London SE1 website team

Former St Paul's Cathedral canon chancellor Giles Fraser has been licensed as priest-in-charge of St Mary Newington - a parish which includes the Strata tower, the Elephant & Castle Shopping Centre and part of the northern roundabout.

Canon Giles Fraser
Canon Giles Fraser pictured after Wednesday night's service
St Mary Newington from Strata
The tower of St Mary Newington pictured from the top of the Strata SE1 skyscraper which is the parish's most prominent landmark

Every seat was taken on Wednesday evening at the church in Kennington Park Road as friends and church members crowded into the building.

Canon Fraser, who left St Paul's Cathedral last year during the controversy over the church's response to the Occupy London camp on its doorstep, said that among those present were people who had helped him during the months since his resignation.
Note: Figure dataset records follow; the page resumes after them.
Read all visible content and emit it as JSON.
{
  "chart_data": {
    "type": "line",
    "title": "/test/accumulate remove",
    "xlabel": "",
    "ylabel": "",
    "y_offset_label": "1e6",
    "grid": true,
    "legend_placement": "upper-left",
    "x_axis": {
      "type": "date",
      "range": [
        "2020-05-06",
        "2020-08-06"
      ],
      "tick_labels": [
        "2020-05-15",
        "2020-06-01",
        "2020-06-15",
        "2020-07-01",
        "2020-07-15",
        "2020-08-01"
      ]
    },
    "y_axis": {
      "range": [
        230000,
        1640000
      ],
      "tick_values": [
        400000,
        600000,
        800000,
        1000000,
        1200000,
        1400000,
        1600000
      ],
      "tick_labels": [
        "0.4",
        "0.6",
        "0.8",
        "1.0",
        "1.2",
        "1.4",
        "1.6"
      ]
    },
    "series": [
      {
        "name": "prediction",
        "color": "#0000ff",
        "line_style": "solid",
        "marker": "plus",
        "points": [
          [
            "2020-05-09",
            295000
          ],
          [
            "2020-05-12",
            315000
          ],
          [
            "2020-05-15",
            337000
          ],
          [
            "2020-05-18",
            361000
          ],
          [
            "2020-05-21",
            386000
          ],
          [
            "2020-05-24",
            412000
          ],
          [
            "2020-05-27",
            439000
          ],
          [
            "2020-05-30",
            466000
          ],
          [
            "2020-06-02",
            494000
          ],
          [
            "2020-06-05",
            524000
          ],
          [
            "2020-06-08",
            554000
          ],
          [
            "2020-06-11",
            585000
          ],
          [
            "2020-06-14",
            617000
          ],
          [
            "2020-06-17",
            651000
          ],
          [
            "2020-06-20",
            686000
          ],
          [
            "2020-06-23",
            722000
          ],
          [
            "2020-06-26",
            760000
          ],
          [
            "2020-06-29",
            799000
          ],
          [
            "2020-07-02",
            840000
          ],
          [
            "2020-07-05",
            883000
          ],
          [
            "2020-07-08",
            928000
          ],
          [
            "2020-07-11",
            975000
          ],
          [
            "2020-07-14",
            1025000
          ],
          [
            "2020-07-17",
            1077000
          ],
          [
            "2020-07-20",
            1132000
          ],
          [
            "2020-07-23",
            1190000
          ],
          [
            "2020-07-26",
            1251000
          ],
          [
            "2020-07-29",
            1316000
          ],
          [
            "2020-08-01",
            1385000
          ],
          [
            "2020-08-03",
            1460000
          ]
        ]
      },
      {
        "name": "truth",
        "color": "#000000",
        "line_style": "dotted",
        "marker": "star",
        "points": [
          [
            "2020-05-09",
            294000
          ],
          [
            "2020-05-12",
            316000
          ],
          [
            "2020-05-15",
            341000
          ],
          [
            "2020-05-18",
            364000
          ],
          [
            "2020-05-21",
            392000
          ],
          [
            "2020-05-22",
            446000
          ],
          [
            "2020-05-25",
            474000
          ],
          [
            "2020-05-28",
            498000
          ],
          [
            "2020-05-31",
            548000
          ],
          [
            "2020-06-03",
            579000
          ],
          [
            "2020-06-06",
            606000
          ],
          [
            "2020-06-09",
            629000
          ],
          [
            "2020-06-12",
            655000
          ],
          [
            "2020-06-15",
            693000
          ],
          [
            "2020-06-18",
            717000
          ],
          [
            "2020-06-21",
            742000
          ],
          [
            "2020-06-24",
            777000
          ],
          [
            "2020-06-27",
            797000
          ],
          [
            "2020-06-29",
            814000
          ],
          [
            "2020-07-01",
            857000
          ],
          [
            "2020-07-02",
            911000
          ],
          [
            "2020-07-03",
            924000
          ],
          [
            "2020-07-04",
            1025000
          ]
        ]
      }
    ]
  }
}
The Bishop, the Rt Revd Christopher Chessun, told the new parish priest and his family that they would soon learn that "all roads in Southwark lead to the Elephant & Castle".

The northern end of the parish includes part of the Elephant & Castle Shopping Centre and the northern roundabout. Until 1876 the church was located in what is now St Mary's Churchyard next to the leisure centre.

Canon Fraser, said the Bishop, was arriving 800 years after Newington's first parish priest was installed in 1212. The present congregation had asked for a priest who would be 'excited by working in a diverse inner-city parish'.

From the pulpit Bishop Christopher quoted Canon Fraser's recent words in The Guardian: "...the Church of England has a local and long-standing presence in every community in this country, and especially in places where other professional and religious organisations find it difficult to establish themselves. Moreover, this presence is not just about looking after a religious club that meets on a Sunday morning, but involves some form of pastoral responsibility for all the people that live in the parish, whether they are Christian or not."

Turning to the Newington parish, the Bishop described the Elephant and surrounding estates as "a place of ongoing rapid change and transformation" where "scandalously I suspect, the gap between rich and poor continues to widen".

Bishop Christopher revealed that his great grandparents were married at St Mary's in 1896. Thomas Chessun was a theatre 'limelight operator' and the Bishop reflected that Giles had experienced being in the limelight and the furnace.

"Using his gifts to throw the limelight on to others in his passion for justice and equality he will be well placed here in Newington."

By custom a new priest only speaks to announce the date of the next service. Canon Fraser said it was the 10am Sunday Mass and that it would be special for him as he had not celebrated the Eucharist "for seven or eight months".

Those taking part in a formal welcome included the Mayor of Southwark Lorraine Lauder, Bermondsey & Old Southwark MP Simon Hughes, the Zimbabwean Mothers Union and the local tenants' and residents' association.

Even before formally starting work in his new parish Canon Fraser has met Southwark Council leader Peter John to discuss the Elephant & Castle regeneration.

Writing in The Guardian on the day his appointment to Newington was announced, Canon Fraser drew attention to the huge gulf between rich and poor in his new parish, where flats in Strata SE1 are on the market for £1.6 million and a new 36-storey tower on the leisure centre site will have no affordable housing provision at all.

He will continue to chronicle life in the parish in a new weekly Saturday column for The Guardian entitled Loose Canon.